9. The method for cost assessment of information systems based on large language models and deep learning according to claim 8, characterized in that, Methods for generating risk warning information include: The system extracts quantitative indicators of risk factors from the demand calibration feature vector, and obtains demand clarity scores, technology maturity scores, and schedule constraint scores from these indicators. Based on the residual variance prediction values, it calculates the model prediction uncertainty risk level. It performs cross-validation of semantic risk and prediction uncertainty to generate risk warnings. These risk warnings can be composite high-risk warnings, model confidence warnings, or single-source risk warnings. It then performs a risk-to-cost transmission chain deduction to form a risk transmission chain description. Finally, it summarizes the risk warnings and risk transmission chain descriptions to form risk warning information. The method for forming a risk transmission chain description is as follows: Based on the comparison results of demand clarity scores, technology maturity scores, and schedule constraint scores with corresponding preset trigger thresholds, each risk source is determined; a preset risk transmission mapping set is established, containing the transmission mapping relationships between different risk sources and their corresponding affected cost categories; for each risk source, the affected cost category is determined based on the transmission mapping relationship between the risk source and the cost category; for each affected cost category, the corresponding estimated cost amount is obtained from the cost composition decomposition results; a preset risk transmission amplification coefficient is established for each risk source, and the estimated risk transmission increment is calculated based on the estimated cost amount and the risk transmission amplification coefficient; each risk source, affected cost category, and estimated risk transmission increment are integrated to form a risk transmission chain description.

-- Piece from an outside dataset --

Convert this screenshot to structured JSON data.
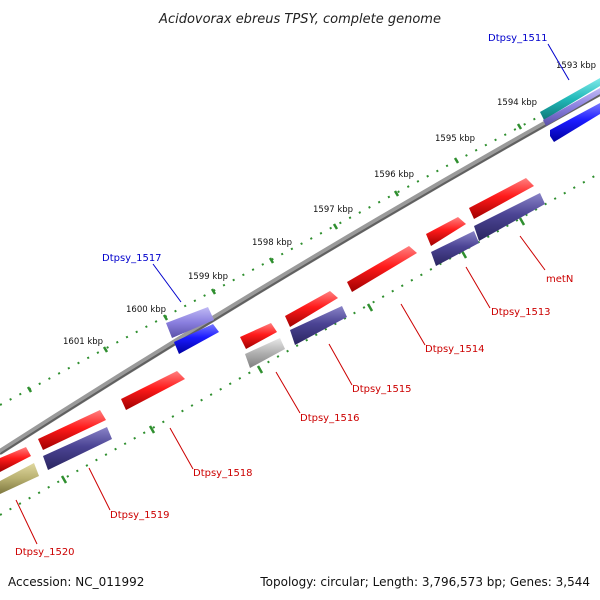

10. The method for cost assessment of information systems based on large language models and deep learning according to claim 9, characterized in that, Methods for generating optimization suggestions include: For each cost category, the cost percentage corresponding to all anchor point projects is obtained, and a weighted average is calculated based on similarity weights to obtain the weighted average cost percentage of anchor points for each cost category. For each cost category, the structural deviation is calculated based on the predicted cost percentage and the weighted average cost percentage of anchor points, and the maximum structural deviation and the largest deviation category are determined. If the maximum structural deviation is greater than the preset cost excess threshold, cost reduction suggestions are generated. The cost categories are, in order, human resource costs, hardware procurement costs, software licensing costs, implementation and deployment costs, and project management costs. Based on the analysis of key influencing factors and risk warnings, targeted cost optimization strategies are generated. These strategies include functional optimization, technical solution optimization, requirement clarification, and schedule optimization. The coupling coefficient between dimensions is used to determine whether the primary and secondary cost-driving dimensions are marked as coupled-driving dimension pairs. If such pairs exist, the coupling direction is determined based on the coupling coefficient. Coupled-linkage optimization suggestions are generated based on the coupling coefficient and coupling direction, including collaborative cost reduction and balanced trade-off suggestions. All cost reduction suggestions, cost optimization strategies, and coupled-linkage optimization suggestions are integrated to form a final optimization recommendation.